I'm seeking advice on best practices regarding the implementation of partitioned tables in a data warehouse when using PostgreSQL. My current understanding is that partitioning a fact table by a timestamp column time
makes sense since analytic queries often filter by time intervals. Semantically, it would be correct to have event_id as the primary key. However, PostgreSQL requires including the partitioning column in the primary key or unique constraints, leading to an error:
ERROR: unique constraint on partitioned table must include all partitioning columns
DETAIL: PRIMARY KEY constraint on table "earthquake_events" lacks column "time" which is part of the partition key.
If I opt to create a composite primary key including event_id
and time
, I face a new issue where dimension tables cannot reference just the event_id
in the fact table due to the lack of a unique constraint that matches the given keys:
ERROR: there is no unique constraint matching given keys for referenced table "earthquake_events"

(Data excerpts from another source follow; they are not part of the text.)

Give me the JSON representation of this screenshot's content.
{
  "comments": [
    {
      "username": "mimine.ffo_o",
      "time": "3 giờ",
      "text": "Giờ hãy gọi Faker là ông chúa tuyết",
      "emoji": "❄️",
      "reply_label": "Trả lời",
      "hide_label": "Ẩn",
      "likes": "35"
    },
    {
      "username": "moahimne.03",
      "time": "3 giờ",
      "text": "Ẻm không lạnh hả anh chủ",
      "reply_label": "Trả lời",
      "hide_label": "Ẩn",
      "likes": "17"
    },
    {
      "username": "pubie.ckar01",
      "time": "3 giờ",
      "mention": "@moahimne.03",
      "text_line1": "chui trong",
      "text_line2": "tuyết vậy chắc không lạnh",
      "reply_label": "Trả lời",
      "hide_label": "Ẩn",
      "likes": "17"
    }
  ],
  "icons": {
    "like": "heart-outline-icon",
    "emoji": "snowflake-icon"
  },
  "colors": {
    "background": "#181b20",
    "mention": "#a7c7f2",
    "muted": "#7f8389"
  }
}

This constraint would force me to create composite foreign keys that include both event_id
and time
in numerous dimension tables, which seems semantically incorrect and overly complex.
What is the recommended approach to designing primary keys and referencing foreign keys in partitioned fact tables in a DWH using PostgreSQL? Is there a better way to maintain the semantic integrity of the primary key while also adhering to PostgreSQL's partitioning requirements?
Thank you for your insights.
The correct way to proceed in a data warehouse is not to create foreign keys. The data originate in a transactional database that guarantees referential integrity, and the ETL process shouldn't mess that up. Foreign keys not only don't work well with partitioned tables, they will also slow down data loading somewhat.